11. A Certain Kind of Spider
The male of the species knows we want him.
This is an early poem from the point of view of a black widow spider. Pretty self-explanatory, really, and a good thematic pairing for the murderess protagonist of “Lady Blue and the Lampreys”. It’s also the only poem I ever had published in Star*Line, before I decided that I wasn’t very interested in Star*Line or the SFPA, really.
(The sign-language aspect of the poem was added rather hastily, when a beta reader asked how the male spider was still talking after the narrator had already eaten his head. Oops.)
12. The Siren of Mayberry Crescent
She snaps her jaws together.
Silence is golden.
A poem about the domestic life of a siren who, Little Mermaid-like, has gone on land with a lover who cannot deal with her voice.

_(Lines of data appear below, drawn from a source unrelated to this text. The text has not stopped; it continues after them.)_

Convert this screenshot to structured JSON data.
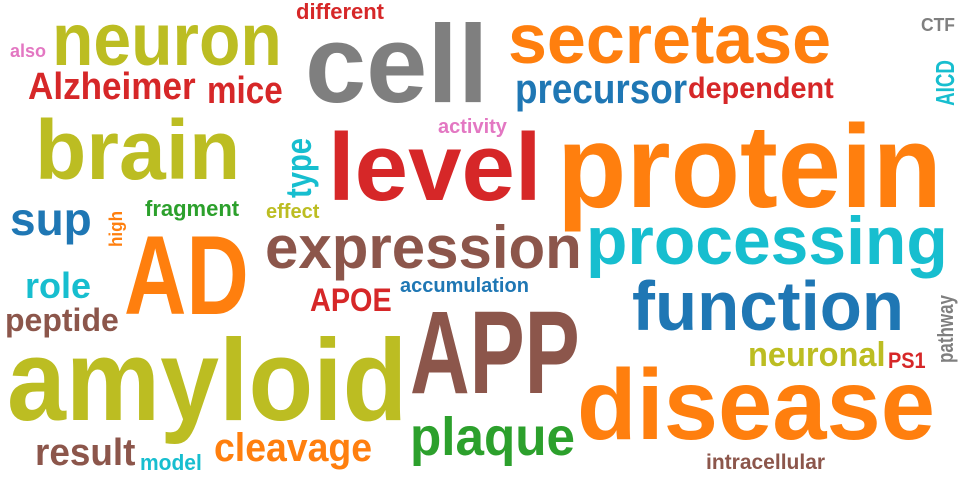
{
  "colors": {
    "orange": "#ff7f0e",
    "gray": "#7f7f7f",
    "olive": "#bcbd22",
    "red": "#d62728",
    "blue": "#1f77b4",
    "brown": "#8c564b",
    "cyan": "#17becf",
    "green": "#2ca02c",
    "pink": "#e377c2"
  },
  "words": [
    {
      "text": "protein",
      "color": "orange"
    },
    {
      "text": "secretase",
      "color": "orange"
    },
    {
      "text": "cell",
      "color": "gray"
    },
    {
      "text": "neuron",
      "color": "olive"
    },
    {
      "text": "different",
      "color": "red"
    },
    {
      "text": "CTF",
      "color": "gray"
    },
    {
      "text": "also",
      "color": "pink"
    },
    {
      "text": "Alzheimer",
      "color": "red"
    },
    {
      "text": "mice",
      "color": "red"
    },
    {
      "text": "precursor",
      "color": "blue"
    },
    {
      "text": "dependent",
      "color": "red"
    },
    {
      "text": "AICD",
      "color": "cyan"
    },
    {
      "text": "activity",
      "color": "pink"
    },
    {
      "text": "brain",
      "color": "olive"
    },
    {
      "text": "type",
      "color": "cyan"
    },
    {
      "text": "level",
      "color": "red"
    },
    {
      "text": "sup",
      "color": "blue"
    },
    {
      "text": "high",
      "color": "orange"
    },
    {
      "text": "fragment",
      "color": "green"
    },
    {
      "text": "effect",
      "color": "olive"
    },
    {
      "text": "AD",
      "color": "orange"
    },
    {
      "text": "expression",
      "color": "brown"
    },
    {
      "text": "processing",
      "color": "cyan"
    },
    {
      "text": "role",
      "color": "cyan"
    },
    {
      "text": "APOE",
      "color": "red"
    },
    {
      "text": "accumulation",
      "color": "blue"
    },
    {
      "text": "function",
      "color": "blue"
    },
    {
      "text": "peptide",
      "color": "brown"
    },
    {
      "text": "pathway",
      "color": "gray"
    },
    {
      "text": "amyloid",
      "color": "olive"
    },
    {
      "text": "APP",
      "color": "brown"
    },
    {
      "text": "neuronal",
      "color": "olive"
    },
    {
      "text": "PS1",
      "color": "red"
    },
    {
      "text": "disease",
      "color": "orange"
    },
    {
      "text": "plaque",
      "color": "green"
    },
    {
      "text": "result",
      "color": "brown"
    },
    {
      "text": "model",
      "color": "cyan"
    },
    {
      "text": "cleavage",
      "color": "orange"
    },
    {
      "text": "intracellular",
      "color": "brown"
    }
  ]
}
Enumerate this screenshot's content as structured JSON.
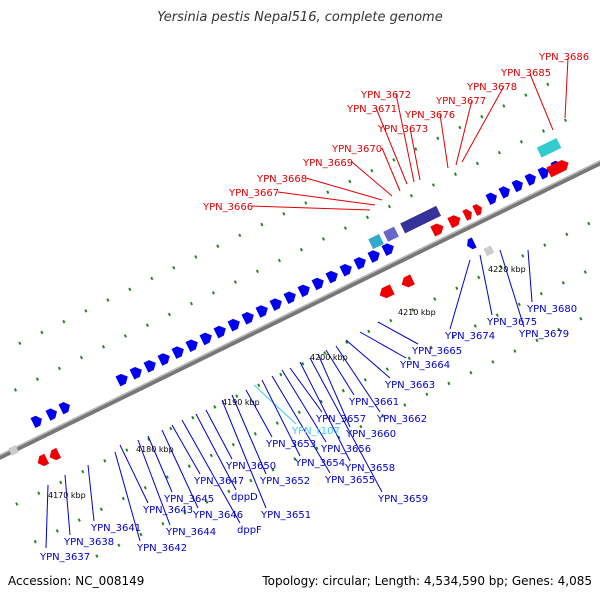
{
  "title": "Yersinia pestis Nepal516, complete genome",
  "footer": {
    "accession": "Accession: NC_008149",
    "topology": "Topology: circular; Length: 4,534,590 bp; Genes: 4,085"
  },
  "colors": {
    "red_label": "#e00000",
    "blue_label": "#0000cc",
    "rrna_label": "#33ccff",
    "backbone": "#888888",
    "tick_green": "#228822"
  },
  "ticks": [
    {
      "label": "4170 kbp"
    },
    {
      "label": "4180 kbp"
    },
    {
      "label": "4190 kbp"
    },
    {
      "label": "4200 kbp"
    },
    {
      "label": "4210 kbp"
    },
    {
      "label": "4220 kbp"
    }
  ],
  "red_labels": [
    "YPN_3666",
    "YPN_3667",
    "YPN_3668",
    "YPN_3669",
    "YPN_3670",
    "YPN_3671",
    "YPN_3672",
    "YPN_3673",
    "YPN_3676",
    "YPN_3677",
    "YPN_3678",
    "YPN_3685",
    "YPN_3686"
  ],
  "blue_labels": [
    "YPN_3637",
    "YPN_3638",
    "YPN_3641",
    "YPN_3642",
    "YPN_3643",
    "YPN_3644",
    "YPN_3645",
    "YPN_3646",
    "YPN_3647",
    "dppF",
    "dppD",
    "YPN_3650",
    "YPN_3651",
    "YPN_3652",
    "YPN_3653",
    "YPN_r107",
    "YPN_3654",
    "YPN_3655",
    "YPN_3656",
    "YPN_3657",
    "YPN_3658",
    "YPN_3659",
    "YPN_3660",
    "YPN_3661",
    "YPN_3662",
    "YPN_3663",
    "YPN_3664",
    "YPN_3665",
    "YPN_3674",
    "YPN_3675",
    "YPN_3679",
    "YPN_3680"
  ]
}
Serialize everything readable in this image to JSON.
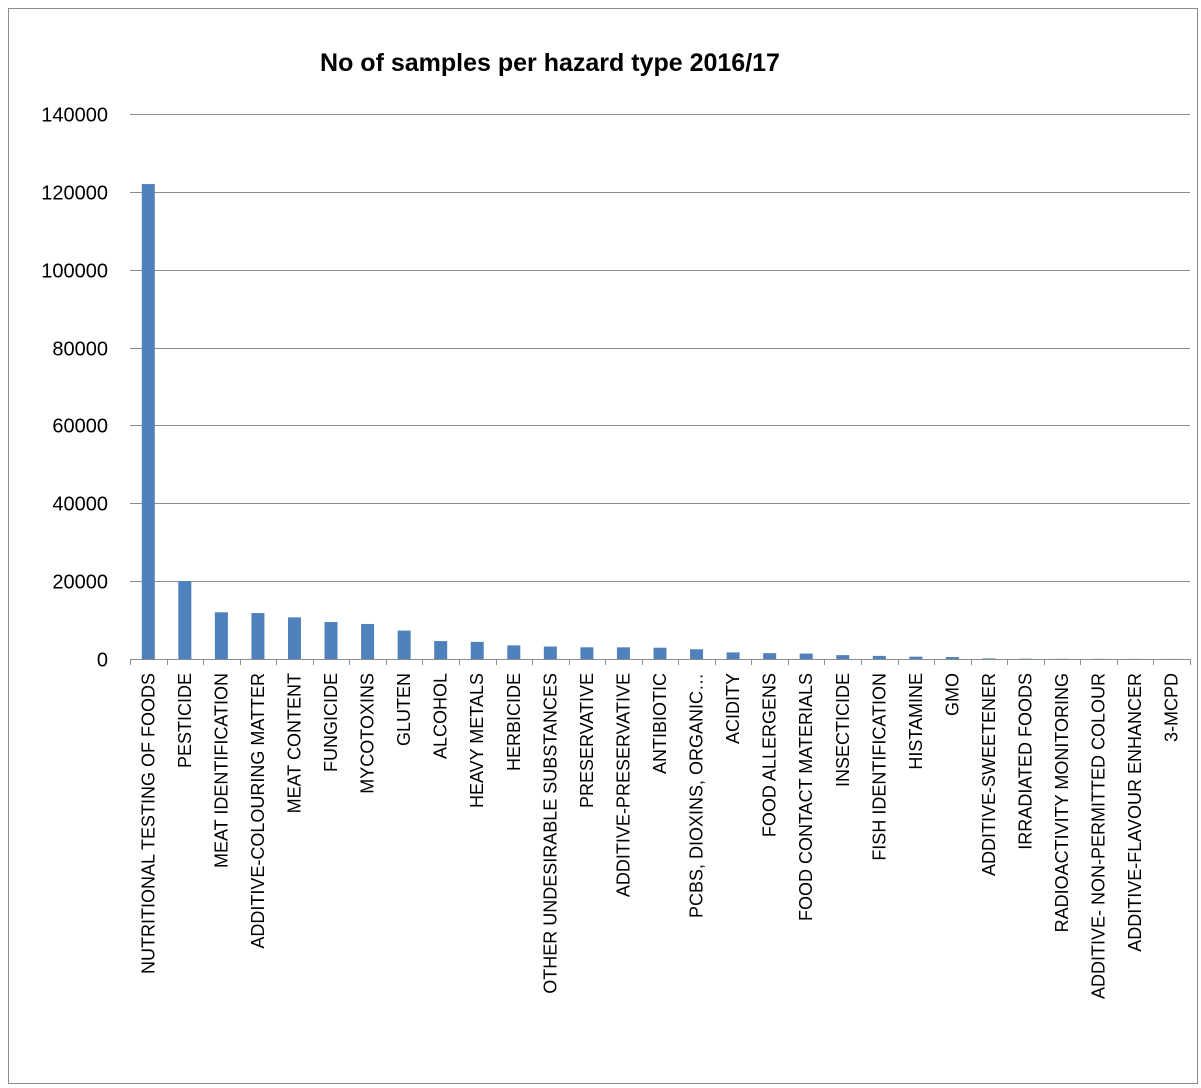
{
  "chart_data": {
    "type": "bar",
    "title": "No of samples per hazard type 2016/17",
    "xlabel": "",
    "ylabel": "",
    "ylim": [
      0,
      140000
    ],
    "yticks": [
      0,
      20000,
      40000,
      60000,
      80000,
      100000,
      120000,
      140000
    ],
    "grid": true,
    "legend": "none",
    "bar_color": "#4f81bd",
    "categories": [
      "NUTRITIONAL TESTING OF FOODS",
      "PESTICIDE",
      "MEAT IDENTIFICATION",
      "ADDITIVE-COLOURING MATTER",
      "MEAT CONTENT",
      "FUNGICIDE",
      "MYCOTOXINS",
      "GLUTEN",
      "ALCOHOL",
      "HEAVY METALS",
      "HERBICIDE",
      "OTHER UNDESIRABLE SUBSTANCES",
      "PRESERVATIVE",
      "ADDITIVE-PRESERVATIVE",
      "ANTIBIOTIC",
      "PCBS, DIOXINS, ORGANIC…",
      "ACIDITY",
      "FOOD ALLERGENS",
      "FOOD CONTACT MATERIALS",
      "INSECTICIDE",
      "FISH IDENTIFICATION",
      "HISTAMINE",
      "GMO",
      "ADDITIVE-SWEETENER",
      "IRRADIATED FOODS",
      "RADIOACTIVITY MONITORING",
      "ADDITIVE- NON-PERMITTED COLOUR",
      "ADDITIVE-FLAVOUR ENHANCER",
      "3-MCPD"
    ],
    "values": [
      122000,
      20000,
      12000,
      11800,
      10700,
      9500,
      9000,
      7300,
      4600,
      4400,
      3500,
      3200,
      3000,
      3000,
      2900,
      2500,
      1700,
      1500,
      1400,
      1000,
      800,
      600,
      500,
      150,
      80,
      50,
      40,
      30,
      20
    ]
  }
}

The inspiration for this one came from a minor D&D NPC who was a siren (actually a “sirine”, which, in typical D&D monster fashion, is rather different from the original myths). I started wondering what her home life was like and how she felt about it. Inevitably the poem wandered from that starting point and went somewhere else, and some uncomfortably personal stuff also crept in.
This poem was published in Mythic Delirium #29. It was nominated in the long category for the Rhysling Award that year, which was my first-ever Rhysling Award nomination. (The second, “The Giantess’s Dream”, was in the short-form category, and was published too recently to go into this collection.)